Она не знала, что сделал Лжец, но в скором времени действительно стало легче. По крайней мере, исчезло желание повалиться на мостовую, точно куль грязного белья и грызть камень, рыча от боли и бессилия.
- Успокойся, я ничего такого не делал. Лишь немного расслабил тебя. Ты напряжена до того, что скоро начнет хрустеть череп.
- Мне не нужен херов массаж! – резко бросила она, вытирая рукавом дублета пот, грязь и кровь с лица. Кровь была преимущественно чужая, зато пот и грязь – ее собственные, - Черт! Дьявол! Сука!

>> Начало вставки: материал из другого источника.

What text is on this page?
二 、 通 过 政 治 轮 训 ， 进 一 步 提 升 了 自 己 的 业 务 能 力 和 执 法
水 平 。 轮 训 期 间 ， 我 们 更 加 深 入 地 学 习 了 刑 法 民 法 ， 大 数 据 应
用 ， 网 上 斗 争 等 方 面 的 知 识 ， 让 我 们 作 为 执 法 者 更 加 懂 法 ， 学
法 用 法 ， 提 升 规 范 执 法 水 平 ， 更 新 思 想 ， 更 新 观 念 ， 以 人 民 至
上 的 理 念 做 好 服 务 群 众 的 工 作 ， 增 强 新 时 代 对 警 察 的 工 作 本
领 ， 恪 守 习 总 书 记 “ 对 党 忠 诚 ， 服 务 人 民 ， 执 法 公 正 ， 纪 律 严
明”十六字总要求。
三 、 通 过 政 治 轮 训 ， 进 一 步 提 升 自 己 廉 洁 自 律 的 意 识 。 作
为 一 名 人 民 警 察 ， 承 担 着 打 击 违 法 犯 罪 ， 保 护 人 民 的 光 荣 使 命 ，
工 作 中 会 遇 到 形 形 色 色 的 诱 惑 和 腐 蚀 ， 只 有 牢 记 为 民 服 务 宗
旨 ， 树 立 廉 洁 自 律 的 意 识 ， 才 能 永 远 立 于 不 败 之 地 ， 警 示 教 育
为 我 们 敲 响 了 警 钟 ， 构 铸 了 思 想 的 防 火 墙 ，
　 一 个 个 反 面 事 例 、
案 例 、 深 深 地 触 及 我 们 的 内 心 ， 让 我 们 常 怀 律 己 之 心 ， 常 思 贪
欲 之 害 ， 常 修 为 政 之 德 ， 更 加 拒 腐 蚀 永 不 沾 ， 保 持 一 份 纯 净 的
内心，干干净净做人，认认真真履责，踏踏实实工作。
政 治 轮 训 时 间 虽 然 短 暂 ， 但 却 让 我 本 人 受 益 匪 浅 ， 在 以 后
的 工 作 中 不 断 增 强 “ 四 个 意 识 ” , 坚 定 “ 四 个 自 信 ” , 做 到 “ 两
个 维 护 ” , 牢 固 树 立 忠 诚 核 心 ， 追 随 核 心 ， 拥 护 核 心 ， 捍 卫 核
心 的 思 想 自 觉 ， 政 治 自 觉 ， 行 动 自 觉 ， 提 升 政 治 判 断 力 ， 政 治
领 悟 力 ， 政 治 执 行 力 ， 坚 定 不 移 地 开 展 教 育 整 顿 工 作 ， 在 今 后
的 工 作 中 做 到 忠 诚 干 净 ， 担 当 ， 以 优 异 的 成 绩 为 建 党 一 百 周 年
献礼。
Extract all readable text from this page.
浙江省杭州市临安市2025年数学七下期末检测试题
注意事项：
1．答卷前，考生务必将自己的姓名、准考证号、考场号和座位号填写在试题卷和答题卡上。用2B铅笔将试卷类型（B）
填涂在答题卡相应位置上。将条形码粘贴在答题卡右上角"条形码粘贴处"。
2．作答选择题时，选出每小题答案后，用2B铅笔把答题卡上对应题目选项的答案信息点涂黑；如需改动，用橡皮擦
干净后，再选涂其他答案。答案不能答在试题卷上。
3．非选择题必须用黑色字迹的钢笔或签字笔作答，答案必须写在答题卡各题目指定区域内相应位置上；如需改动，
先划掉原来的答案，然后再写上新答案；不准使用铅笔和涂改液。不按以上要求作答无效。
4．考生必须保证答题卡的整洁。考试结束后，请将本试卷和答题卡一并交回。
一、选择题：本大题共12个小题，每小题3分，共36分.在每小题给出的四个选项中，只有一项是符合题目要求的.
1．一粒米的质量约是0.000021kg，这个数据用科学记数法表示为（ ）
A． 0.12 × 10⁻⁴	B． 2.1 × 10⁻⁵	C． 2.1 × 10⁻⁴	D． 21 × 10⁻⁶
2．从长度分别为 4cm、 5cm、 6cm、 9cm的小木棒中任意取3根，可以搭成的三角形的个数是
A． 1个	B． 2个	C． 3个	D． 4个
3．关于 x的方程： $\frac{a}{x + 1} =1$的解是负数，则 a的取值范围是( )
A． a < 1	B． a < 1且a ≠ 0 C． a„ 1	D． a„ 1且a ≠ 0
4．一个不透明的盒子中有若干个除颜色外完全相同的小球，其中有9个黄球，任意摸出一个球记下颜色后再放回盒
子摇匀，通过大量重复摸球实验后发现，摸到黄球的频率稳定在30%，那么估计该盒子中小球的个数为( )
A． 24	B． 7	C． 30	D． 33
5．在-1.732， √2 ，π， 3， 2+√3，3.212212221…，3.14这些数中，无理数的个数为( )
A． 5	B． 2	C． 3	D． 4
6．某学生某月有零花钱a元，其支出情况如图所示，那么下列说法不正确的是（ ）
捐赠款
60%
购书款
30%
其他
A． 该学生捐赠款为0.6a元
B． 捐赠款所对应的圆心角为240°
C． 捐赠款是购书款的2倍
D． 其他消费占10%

Раздражение, злость и усталость выстреливали из нее языками пламени, точно разрозненные мушкетные выстрелы, вразнобой бьющие из осажденного пакгауза.
- Ты злишься, - кротко заметил Лжец, - И совершенно напрасно.
- Нас обоих чуть не раздавили нахер в этой мясорубке! Я могла превратиться в лужу кипящей мочи на полу!
- И такой исход не исключен. Но, согласись, трюк был провернут не без изящества.
- Изящества? – Барбаросса едва не взвыла, - Это ты называешь изяществом? Весь «Хексенкессель» мог уйти нахер под землю – со всеми дрыгающимися в нем суками!
- Однако она добилась своего. Подняла панику, которая всколыхнула всю эту змеиную яму, позволила тебе покинуть «Хексенкессель» живой и невредимой. Разве не так? Она знала, с какими вещами играет. Отчаянно смелая чертовка…
- Никчемная тупица! Когда я найду ее, я сшибу ее с ног, повалю на землю и буду метелить ее до тех пор, пока не начнет слазить шкура, а потом…
- Один вопрос, юная ведьма.
- Да?
- Ты будешь делать это со спущенными штанами или без?
Барбаросса ощутила, как щеки под коркой грязи теплеют, будто бы ощущая прикосновение далекого адского пламени. Это было непривычное ощущение, но она догадалась, что оно означает. Крошка Барби покраснела. Может, впервые в своей жизни. Она была уверена, что зарубцевавшаяся ткань, из которой состояло ее лицо, не в силах алеть, но гомункулу не требовались зоркие глаза для этого. Он разглядел бы этот чертов предательский румянец даже если бы она напялила на голову глухой стальной шлем.
Лжец ухмыльнулся.
- Не могу поверить, что ты пытаешься спрятать свои грязные мыслишки от того, кто наблюдал за перипетиями вашей с Кузиной дружбы из первого ряда. Это глупо, Барби! Так же глупо, как прятать то, что у тебя между ног, от нянечки, что знает тебя с детства. Черт, перестань! Мы с тобой уже почти приятели, верно? К тому же, в твоих мыслях нет ничего дурного.
- Ну да?
- В этом городе найдется по меньшей мере сто тысяч существ обоих полов, которые отдали бы правую руку за то, что сегодня испытала ты. К тому же…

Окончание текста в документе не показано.